Steve was born in Berlin, Germany in 1930, the younger son in a middle-class, Jewish family. In 1937, Steve’s mother, fearing for his safety due to anti-Jewish laws, enrolled Steve in a private Jewish school. The following year, the SS and Gestapo arrested more than 30,000 Jewish males during Kristallnacht. One of them was Steve’s own father Alfred. On November 10th, 1938, he was taken to Sachsenhausen concentration camp, where he was held prisoner for six weeks before his release on December 23.
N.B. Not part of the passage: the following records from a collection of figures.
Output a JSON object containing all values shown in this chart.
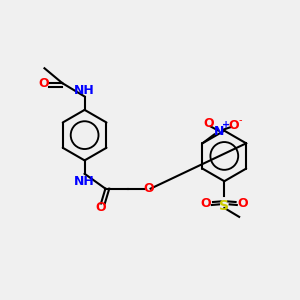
{
  "bg_color": "#f0f0f0",
  "atom_colors": {
    "C": "#000000",
    "H": "#4a9a9a",
    "N": "#0000ff",
    "O": "#ff0000",
    "S": "#cccc00",
    "bond": "#000000"
  },
  "fig_size": [
    3.0,
    3.0
  ],
  "dpi": 100
}
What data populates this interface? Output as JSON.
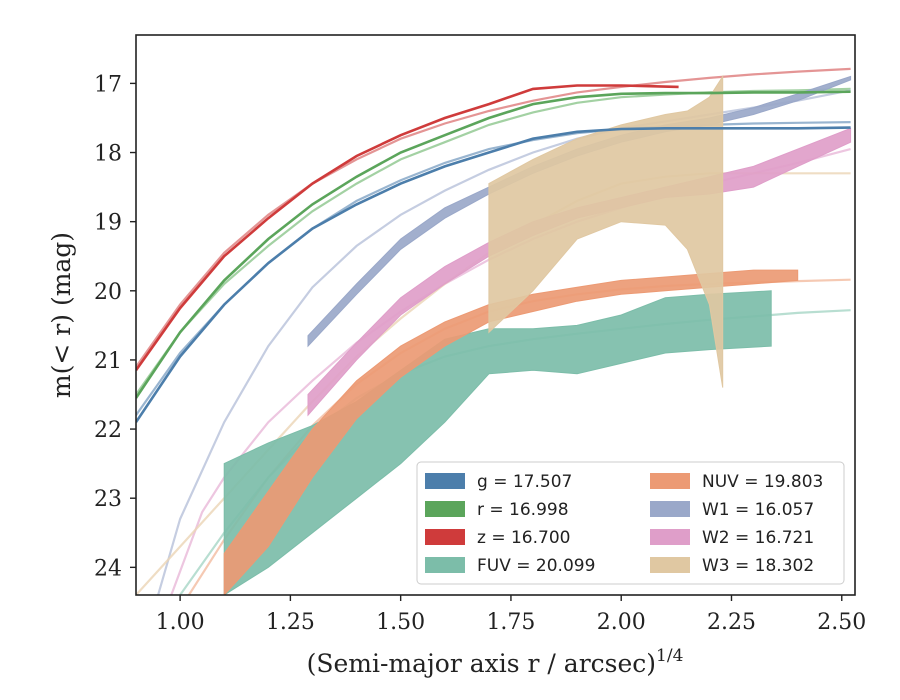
{
  "chart_data": {
    "type": "line",
    "xlabel": "(Semi-major axis r / arcsec)",
    "xlabel_exponent": "1/4",
    "ylabel": "m(< r) (mag)",
    "xlim": [
      0.9,
      2.53
    ],
    "ylim": [
      24.4,
      16.3
    ],
    "y_inverted": true,
    "grid": false,
    "x_ticks": [
      1.0,
      1.25,
      1.5,
      1.75,
      2.0,
      2.25,
      2.5
    ],
    "x_tick_labels": [
      "1.00",
      "1.25",
      "1.50",
      "1.75",
      "2.00",
      "2.25",
      "2.50"
    ],
    "y_ticks": [
      17,
      18,
      19,
      20,
      21,
      22,
      23,
      24
    ],
    "y_tick_labels": [
      "17",
      "18",
      "19",
      "20",
      "21",
      "22",
      "23",
      "24"
    ],
    "legend_position": "lower-right",
    "legend": [
      {
        "label": "g = 17.507",
        "color": "#4c7eab"
      },
      {
        "label": "r = 16.998",
        "color": "#5ba55b"
      },
      {
        "label": "z = 16.700",
        "color": "#cf3b3b"
      },
      {
        "label": "FUV = 20.099",
        "color": "#7cbda9"
      },
      {
        "label": "NUV = 19.803",
        "color": "#ec9a74"
      },
      {
        "label": "W1 = 16.057",
        "color": "#9aa8c9"
      },
      {
        "label": "W2 = 16.721",
        "color": "#df9ec9"
      },
      {
        "label": "W3 = 18.302",
        "color": "#e0c8a2"
      }
    ],
    "series": [
      {
        "name": "g = 17.507",
        "kind": "line",
        "color": "#4c7eab",
        "x": [
          0.9,
          1.0,
          1.1,
          1.2,
          1.3,
          1.4,
          1.5,
          1.6,
          1.7,
          1.8,
          1.9,
          2.0,
          2.1,
          2.2,
          2.3,
          2.4,
          2.52
        ],
        "y": [
          21.9,
          20.95,
          20.2,
          19.6,
          19.1,
          18.75,
          18.45,
          18.2,
          18.0,
          17.8,
          17.7,
          17.66,
          17.65,
          17.65,
          17.65,
          17.65,
          17.64
        ]
      },
      {
        "name": "r = 16.998",
        "kind": "line",
        "color": "#5ba55b",
        "x": [
          0.9,
          1.0,
          1.1,
          1.2,
          1.3,
          1.4,
          1.5,
          1.6,
          1.7,
          1.8,
          1.9,
          2.0,
          2.1,
          2.2,
          2.3,
          2.4,
          2.52
        ],
        "y": [
          21.55,
          20.6,
          19.85,
          19.25,
          18.75,
          18.35,
          18.0,
          17.75,
          17.5,
          17.3,
          17.2,
          17.15,
          17.14,
          17.14,
          17.13,
          17.13,
          17.12
        ]
      },
      {
        "name": "z = 16.700",
        "kind": "line",
        "color": "#cf3b3b",
        "x": [
          0.9,
          1.0,
          1.1,
          1.2,
          1.3,
          1.4,
          1.5,
          1.6,
          1.7,
          1.8,
          1.9,
          2.0,
          2.13
        ],
        "y": [
          21.15,
          20.25,
          19.5,
          18.95,
          18.45,
          18.05,
          17.75,
          17.5,
          17.3,
          17.08,
          17.03,
          17.03,
          17.05
        ]
      },
      {
        "name": "FUV = 20.099",
        "kind": "band",
        "color": "#7cbda9",
        "x": [
          1.1,
          1.2,
          1.3,
          1.4,
          1.5,
          1.6,
          1.7,
          1.8,
          1.9,
          2.0,
          2.1,
          2.2,
          2.34
        ],
        "y_low": [
          24.4,
          24.0,
          23.5,
          23.0,
          22.5,
          21.9,
          21.2,
          21.15,
          21.2,
          21.05,
          20.9,
          20.85,
          20.8
        ],
        "y_high": [
          22.5,
          22.2,
          21.95,
          21.6,
          21.15,
          20.7,
          20.55,
          20.55,
          20.5,
          20.35,
          20.1,
          20.05,
          20.0
        ]
      },
      {
        "name": "NUV = 19.803",
        "kind": "band",
        "color": "#ec9a74",
        "x": [
          1.1,
          1.2,
          1.3,
          1.4,
          1.5,
          1.6,
          1.7,
          1.8,
          1.9,
          2.0,
          2.1,
          2.2,
          2.3,
          2.4
        ],
        "y_low": [
          24.4,
          23.7,
          22.7,
          21.85,
          21.25,
          20.8,
          20.45,
          20.3,
          20.15,
          20.05,
          20.0,
          19.95,
          19.9,
          19.85
        ],
        "y_high": [
          23.8,
          22.9,
          22.0,
          21.3,
          20.8,
          20.45,
          20.2,
          20.05,
          19.95,
          19.85,
          19.8,
          19.75,
          19.7,
          19.7
        ]
      },
      {
        "name": "W1 = 16.057",
        "kind": "band",
        "color": "#9aa8c9",
        "x": [
          1.29,
          1.4,
          1.5,
          1.6,
          1.7,
          1.8,
          1.9,
          2.0,
          2.1,
          2.2,
          2.3,
          2.4,
          2.52
        ],
        "y_low": [
          20.8,
          20.05,
          19.4,
          18.95,
          18.6,
          18.3,
          18.05,
          17.85,
          17.7,
          17.6,
          17.45,
          17.25,
          16.95
        ],
        "y_high": [
          20.65,
          19.9,
          19.25,
          18.8,
          18.5,
          18.2,
          17.95,
          17.75,
          17.6,
          17.5,
          17.35,
          17.15,
          16.9
        ]
      },
      {
        "name": "W2 = 16.721",
        "kind": "band",
        "color": "#df9ec9",
        "x": [
          1.29,
          1.4,
          1.5,
          1.6,
          1.7,
          1.8,
          1.9,
          2.0,
          2.1,
          2.2,
          2.3,
          2.4,
          2.52
        ],
        "y_low": [
          21.8,
          21.0,
          20.35,
          19.9,
          19.5,
          19.2,
          18.95,
          18.8,
          18.65,
          18.6,
          18.5,
          18.2,
          17.85
        ],
        "y_high": [
          21.5,
          20.75,
          20.1,
          19.65,
          19.3,
          19.0,
          18.8,
          18.65,
          18.5,
          18.35,
          18.2,
          17.95,
          17.65
        ]
      },
      {
        "name": "W3 = 18.302",
        "kind": "band",
        "color": "#e0c8a2",
        "x": [
          1.7,
          1.8,
          1.9,
          2.0,
          2.1,
          2.15,
          2.2,
          2.23
        ],
        "y_low": [
          20.6,
          20.0,
          19.25,
          19.0,
          19.05,
          19.4,
          20.2,
          21.4
        ],
        "y_high": [
          18.45,
          18.1,
          17.8,
          17.6,
          17.45,
          17.4,
          17.2,
          16.9
        ]
      }
    ],
    "model_curves": [
      {
        "color": "#dd7b7b",
        "x": [
          0.9,
          1.0,
          1.1,
          1.2,
          1.3,
          1.4,
          1.5,
          1.6,
          1.7,
          1.8,
          1.9,
          2.0,
          2.1,
          2.2,
          2.3,
          2.4,
          2.52
        ],
        "y": [
          21.1,
          20.2,
          19.45,
          18.9,
          18.45,
          18.1,
          17.8,
          17.58,
          17.4,
          17.25,
          17.13,
          17.05,
          16.98,
          16.92,
          16.87,
          16.83,
          16.79
        ]
      },
      {
        "color": "#8cc58c",
        "x": [
          0.9,
          1.0,
          1.1,
          1.2,
          1.3,
          1.4,
          1.5,
          1.6,
          1.7,
          1.8,
          1.9,
          2.0,
          2.1,
          2.2,
          2.3,
          2.4,
          2.52
        ],
        "y": [
          21.5,
          20.6,
          19.9,
          19.35,
          18.85,
          18.45,
          18.1,
          17.85,
          17.6,
          17.42,
          17.28,
          17.2,
          17.16,
          17.13,
          17.11,
          17.1,
          17.08
        ]
      },
      {
        "color": "#7fa3c4",
        "x": [
          0.9,
          1.0,
          1.1,
          1.2,
          1.3,
          1.4,
          1.5,
          1.6,
          1.7,
          1.8,
          1.9,
          2.0,
          2.1,
          2.2,
          2.3,
          2.4,
          2.52
        ],
        "y": [
          21.8,
          20.9,
          20.2,
          19.6,
          19.1,
          18.7,
          18.4,
          18.15,
          17.95,
          17.82,
          17.72,
          17.66,
          17.62,
          17.6,
          17.58,
          17.57,
          17.56
        ]
      },
      {
        "color": "#b7c1d9",
        "x": [
          0.95,
          1.0,
          1.1,
          1.2,
          1.3,
          1.4,
          1.5,
          1.6,
          1.7,
          1.8,
          1.9,
          2.0,
          2.1,
          2.2,
          2.3,
          2.4,
          2.52
        ],
        "y": [
          24.4,
          23.3,
          21.9,
          20.8,
          19.95,
          19.35,
          18.9,
          18.55,
          18.25,
          18.0,
          17.8,
          17.65,
          17.55,
          17.45,
          17.35,
          17.25,
          17.1
        ]
      },
      {
        "color": "#e8b8d8",
        "x": [
          0.98,
          1.05,
          1.1,
          1.2,
          1.3,
          1.4,
          1.5,
          1.6,
          1.7,
          1.8,
          1.9,
          2.0,
          2.1,
          2.2,
          2.3,
          2.4,
          2.52
        ],
        "y": [
          24.4,
          23.2,
          22.7,
          21.9,
          21.3,
          20.75,
          20.3,
          19.9,
          19.55,
          19.25,
          19.0,
          18.8,
          18.6,
          18.45,
          18.3,
          18.15,
          17.95
        ]
      },
      {
        "color": "#ebd5b5",
        "x": [
          0.9,
          1.0,
          1.1,
          1.2,
          1.3,
          1.4,
          1.5,
          1.6,
          1.7,
          1.8,
          1.9,
          2.0,
          2.1,
          2.2,
          2.3,
          2.4,
          2.52
        ],
        "y": [
          24.4,
          23.7,
          23.0,
          22.3,
          21.6,
          20.95,
          20.4,
          19.9,
          19.45,
          19.05,
          18.7,
          18.45,
          18.35,
          18.3,
          18.3,
          18.3,
          18.3
        ]
      },
      {
        "color": "#f3bba0",
        "x": [
          1.02,
          1.1,
          1.2,
          1.3,
          1.4,
          1.5,
          1.6,
          1.7,
          1.8,
          1.9,
          2.0,
          2.1,
          2.2,
          2.3,
          2.4,
          2.52
        ],
        "y": [
          24.4,
          23.6,
          22.7,
          21.95,
          21.35,
          20.9,
          20.55,
          20.3,
          20.15,
          20.05,
          19.98,
          19.93,
          19.9,
          19.88,
          19.86,
          19.84
        ]
      },
      {
        "color": "#a6d6c6",
        "x": [
          1.0,
          1.1,
          1.2,
          1.3,
          1.4,
          1.5,
          1.6,
          1.7,
          1.8,
          1.9,
          2.0,
          2.1,
          2.2,
          2.3,
          2.4,
          2.52
        ],
        "y": [
          24.4,
          23.5,
          22.7,
          22.05,
          21.55,
          21.2,
          20.95,
          20.8,
          20.7,
          20.62,
          20.55,
          20.48,
          20.42,
          20.37,
          20.32,
          20.28
        ]
      }
    ]
  }
}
Conditions for Jews continued to deteriorate. In January 1939, the Nazi government required all Jews to carry identity cards revealing their heritage, and danger became much more immediate for the Adlers. That March, Steve’s parents sent him alone to Hamburg to join a Kindertransport (children’s transport) going to England by ship. Kindertransports were organized with British government sanction, giving refuge to approximately 10,000 Jewish children from Germany, Austria and Czechoslovakia – not their parents. Steve arrived in London knowing only one sentence in English. During the war’s intense bombings, Steve was evacuated to a small English town with his classmates.

Unlike most other Kindertransport children, Steve was reunited with both his parents. In spring of 1940, Steve’s brother Ralph and their mother Ilse met Steve in London. His father joined them in the fall, and they then traveled by ship for twelve days across the Atlantic, settling with relatives in Chicago.

After many years in Illinois and Connecticut, in 1999 Steve and his wife Judy, moved to Seattle to be near Barbara and her two children. Steve was an active and beloved member of Holocaust Center for Humanity Speakers Bureau for two decades.

Barbara is an attorney, a mother, and recently started a non-profit organization to help folks in need with elder law. She is also the co-author, with Steve, of a 2017 book about families and aging, “When I Need Your Help I’ll Let You Know.” Barbara is very proud to share her father’s story as a Legacy Speaker in the Center’s Speakers Bureau.